In 2007 I was in the middle of this dilemma. I was the founder and chair of the Idaho State University Budget Committee. Our mandate, as I saw it, was to keep abreast of economic developments so that we could better advise administrators on the “disruptions” that lead to reductions in state allocations for higher education. Once they happen, we would provide advice on budget allocations to programs and contracting. Academic hires must be made months in advance, so timely information meant looking ahead at least six months. It was within that time period that I warned our senior management of the coming economic slowdown and real estate problems at the epicenter of the financial crisis. That message went unheeded at the time, so for the next two years our committee had to help management manage ever-shrinking budgets.

The unemployment rate at the time of my warning in 2007 was 4.4%, wages rose 0.3% per month and 4.4% per year, and S&P 500 earnings rose 16% per year. GDP growth was set at 3%. Sounds familiar? There were many reasons to be optimistic, and yet the future did not play out that way. The same will happen this year, although the main factors behind the economic stagnation will be different.

There is a financial storm brewing. This time, the low pressure front will be driven by demographic forces that will result in decreased spending by the 46-50 age group, a group known as top spenders. There will be a prolonged and marked decline in consumer spending leading to a prolonged economic downturn starting this year and lasting until 2023.
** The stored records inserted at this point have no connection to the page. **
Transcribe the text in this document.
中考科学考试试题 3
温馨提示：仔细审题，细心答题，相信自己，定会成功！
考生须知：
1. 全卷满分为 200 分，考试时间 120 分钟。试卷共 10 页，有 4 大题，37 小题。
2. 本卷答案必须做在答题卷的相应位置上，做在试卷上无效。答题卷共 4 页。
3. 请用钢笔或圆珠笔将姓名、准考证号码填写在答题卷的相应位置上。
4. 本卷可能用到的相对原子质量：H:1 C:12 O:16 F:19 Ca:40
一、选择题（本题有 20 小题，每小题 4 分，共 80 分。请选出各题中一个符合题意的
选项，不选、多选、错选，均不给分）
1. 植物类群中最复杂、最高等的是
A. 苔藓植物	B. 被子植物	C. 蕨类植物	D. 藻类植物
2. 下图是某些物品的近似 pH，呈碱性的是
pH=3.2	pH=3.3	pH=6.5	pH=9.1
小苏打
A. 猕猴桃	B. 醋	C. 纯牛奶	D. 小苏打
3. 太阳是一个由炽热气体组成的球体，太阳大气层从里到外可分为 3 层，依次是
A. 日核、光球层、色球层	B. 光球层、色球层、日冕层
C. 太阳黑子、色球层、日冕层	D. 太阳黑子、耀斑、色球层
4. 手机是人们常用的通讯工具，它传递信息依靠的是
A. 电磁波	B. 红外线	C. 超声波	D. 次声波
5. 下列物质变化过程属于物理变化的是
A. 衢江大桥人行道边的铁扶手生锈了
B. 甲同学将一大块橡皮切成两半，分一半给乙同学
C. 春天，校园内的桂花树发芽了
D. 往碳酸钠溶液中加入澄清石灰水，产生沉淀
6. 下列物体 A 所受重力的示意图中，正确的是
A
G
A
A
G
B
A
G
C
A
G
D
The state’s general bills will decline as sales tax revenues fall and an increase in unemployment leads to lower personal tax revenues. These are the two main pillars that fill the state coffers. The other two are real estate and corporate taxes. While property tax revenue will remain flat, corporate tax revenue will reflect falling corporate profits. The end result is that state support for public universities will be cut, and once again these institutions will have the difficult task of managing their budgets by cutting staff. This is not, therefore, a time to dream of expanding departments, but a time to plan for downsizing.

Administrators must avoid the temptation to pass on the responsibility and use university reserves to meet the immediate challenge. Next year will not be better. In fact, this downhill process will continue to get worse, and as I mentioned above, it will last until 2023. University officials are going to be forced to face the music at some point, so they might as well brainstorm and come up with a 5 – o 6-year plan to deal with discomfort.
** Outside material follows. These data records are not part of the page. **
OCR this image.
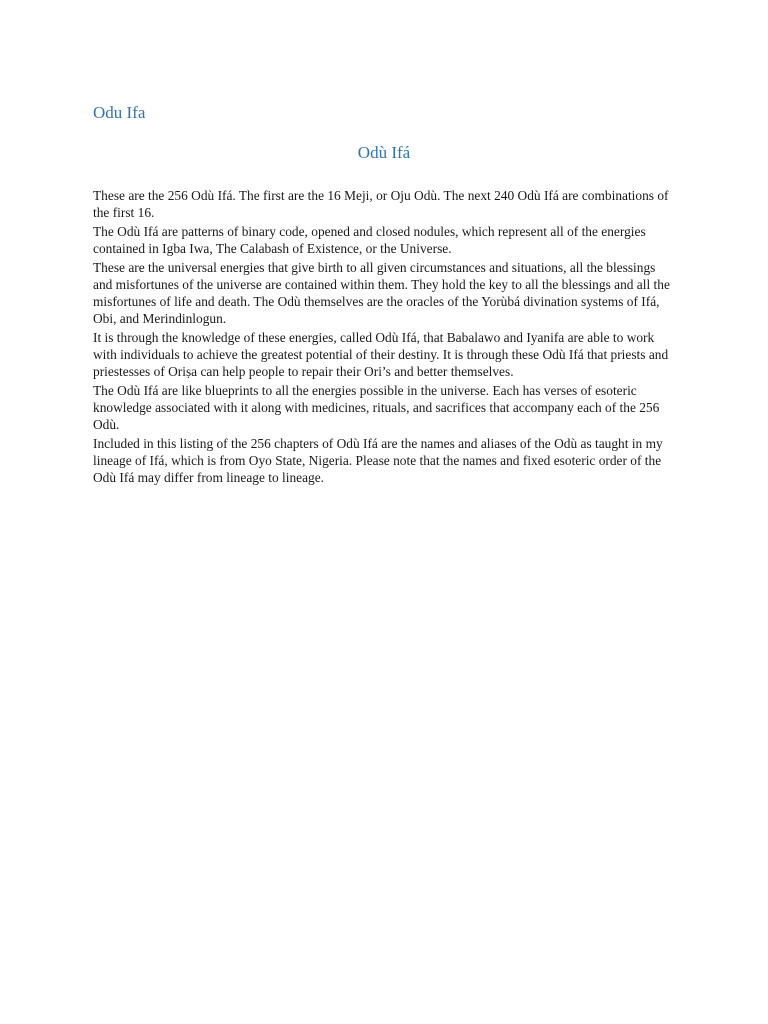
Odu Ifa
Odù Ifá

These are the 256 Odù Ifá. The first are the 16 Meji, or Oju Odù. The next 240 Odù Ifá are combinations of the first 16.

The Odù Ifá are patterns of binary code, opened and closed nodules, which represent all of the energies contained in Igba Iwa, The Calabash of Existence, or the Universe.

These are the universal energies that give birth to all given circumstances and situations, all the blessings and misfortunes of the universe are contained within them. They hold the key to all the blessings and all the misfortunes of life and death. The Odù themselves are the oracles of the Yorùbá divination systems of Ifá, Obi, and Merindinlogun.

It is through the knowledge of these energies, called Odù Ifá, that Babalawo and Iyanifa are able to work with individuals to achieve the greatest potential of their destiny. It is through these Odù Ifá that priests and priestesses of Oriṣa can help people to repair their Ori’s and better themselves.

The Odù Ifá are like blueprints to all the energies possible in the universe. Each has verses of esoteric knowledge associated with it along with medicines, rituals, and sacrifices that accompany each of the 256 Odù.

Included in this listing of the 256 chapters of Odù Ifá are the names and aliases of the Odù as taught in my lineage of Ifá, which is from Oyo State, Nigeria. Please note that the names and fixed esoteric order of the Odù Ifá may differ from lineage to lineage.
The warning is doubled for those who invest in the stock market. The same forces at work within state finances will also cripple our economy and wreak havoc on corporate profits and prices. Stock portfolios will take a substantial hit. My advice is to pay attention to the current stock market warning. We just went through a correction, but these are just the birth pains of the coming financial storm. The wise will use any rally as an opportunity to reduce stock holdings. There will be many who will make fun of me now, but when the worst part of the storm hits you will want to be completely out of the stock market.